Para muchas personas este concepto no tiene razón de ser, porque consideran que si han hecho algo que ha dañado a los otros, deben acarrear con la culpa del hecho durante toda la vida para así enmendarlo. Pero esta conducta, en lugar de ayudarnos, a la larga nos irá dañando y haciéndonos sentir más rabiosos con nosotros mismos, es decir odiándonos. Vamos por la vida sintiéndonos casi indignos de ser humanos, recordándonos una y otra vez lo estúpidos que fuimos, minando nuestra autoestima y nuestra autoconfianza, en un proceso que puede terminar afectando a nuestra vida de pareja, familiar y laboral.
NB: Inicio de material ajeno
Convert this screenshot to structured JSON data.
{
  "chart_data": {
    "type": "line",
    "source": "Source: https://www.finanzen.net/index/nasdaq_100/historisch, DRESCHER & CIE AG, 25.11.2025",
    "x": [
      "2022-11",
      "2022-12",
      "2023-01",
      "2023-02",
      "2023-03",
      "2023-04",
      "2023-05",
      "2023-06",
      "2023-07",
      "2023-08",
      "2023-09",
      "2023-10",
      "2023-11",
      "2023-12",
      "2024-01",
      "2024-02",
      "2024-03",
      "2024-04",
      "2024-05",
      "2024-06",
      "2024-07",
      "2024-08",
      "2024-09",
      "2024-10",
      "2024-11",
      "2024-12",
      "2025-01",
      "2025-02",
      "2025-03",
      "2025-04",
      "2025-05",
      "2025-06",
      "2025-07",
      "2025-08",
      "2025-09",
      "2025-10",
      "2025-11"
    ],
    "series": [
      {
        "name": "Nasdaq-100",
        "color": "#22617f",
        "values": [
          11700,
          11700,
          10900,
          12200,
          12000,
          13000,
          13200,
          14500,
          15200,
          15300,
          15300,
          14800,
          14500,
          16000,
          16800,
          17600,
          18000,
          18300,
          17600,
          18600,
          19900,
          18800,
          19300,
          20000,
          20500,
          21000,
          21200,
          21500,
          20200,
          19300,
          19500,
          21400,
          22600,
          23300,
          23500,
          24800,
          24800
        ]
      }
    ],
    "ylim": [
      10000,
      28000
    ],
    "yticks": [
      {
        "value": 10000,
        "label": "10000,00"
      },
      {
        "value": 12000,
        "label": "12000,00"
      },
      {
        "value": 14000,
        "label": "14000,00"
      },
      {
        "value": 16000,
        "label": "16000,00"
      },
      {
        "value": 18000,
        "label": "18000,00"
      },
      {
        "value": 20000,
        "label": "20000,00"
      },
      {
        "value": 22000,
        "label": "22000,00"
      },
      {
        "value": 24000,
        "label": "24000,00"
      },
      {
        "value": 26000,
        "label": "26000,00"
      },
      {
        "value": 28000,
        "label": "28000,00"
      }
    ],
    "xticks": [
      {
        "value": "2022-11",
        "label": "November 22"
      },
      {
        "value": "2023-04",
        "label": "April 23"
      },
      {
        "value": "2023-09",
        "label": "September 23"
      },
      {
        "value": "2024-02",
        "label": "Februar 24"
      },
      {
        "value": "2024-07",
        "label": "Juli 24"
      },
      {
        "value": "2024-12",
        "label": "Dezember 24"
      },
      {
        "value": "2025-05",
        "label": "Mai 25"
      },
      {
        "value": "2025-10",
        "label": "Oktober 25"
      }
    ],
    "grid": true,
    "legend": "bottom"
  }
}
Por ello no podemos seguir culpándonos eternamente. Ello no significa que no asumamos la responsabilidad de lo que hicimos y que nos convirtamos en unos sociópatas a los que nos les importa el dolor ajeno. Muy al contrario, perdonarse a uno mismo requiere un proceso de reflexión, de aceptación de las propias debilidades y de nuestra propia responsabilidad así como de intentar reparar el daño que hemos hecho y, en un futuro actuar de una forma que no dañe a los demás.

Perdonarse a uno mismo es necesario porque es parte de quererse y cuidarse a uno mismo. Igual que aceptamos a los demás con sus virtudes y sus debilidades, debemos aprender a hacer lo mismo con nosotros, a comprendernos y a aceptar que no somos perfectos.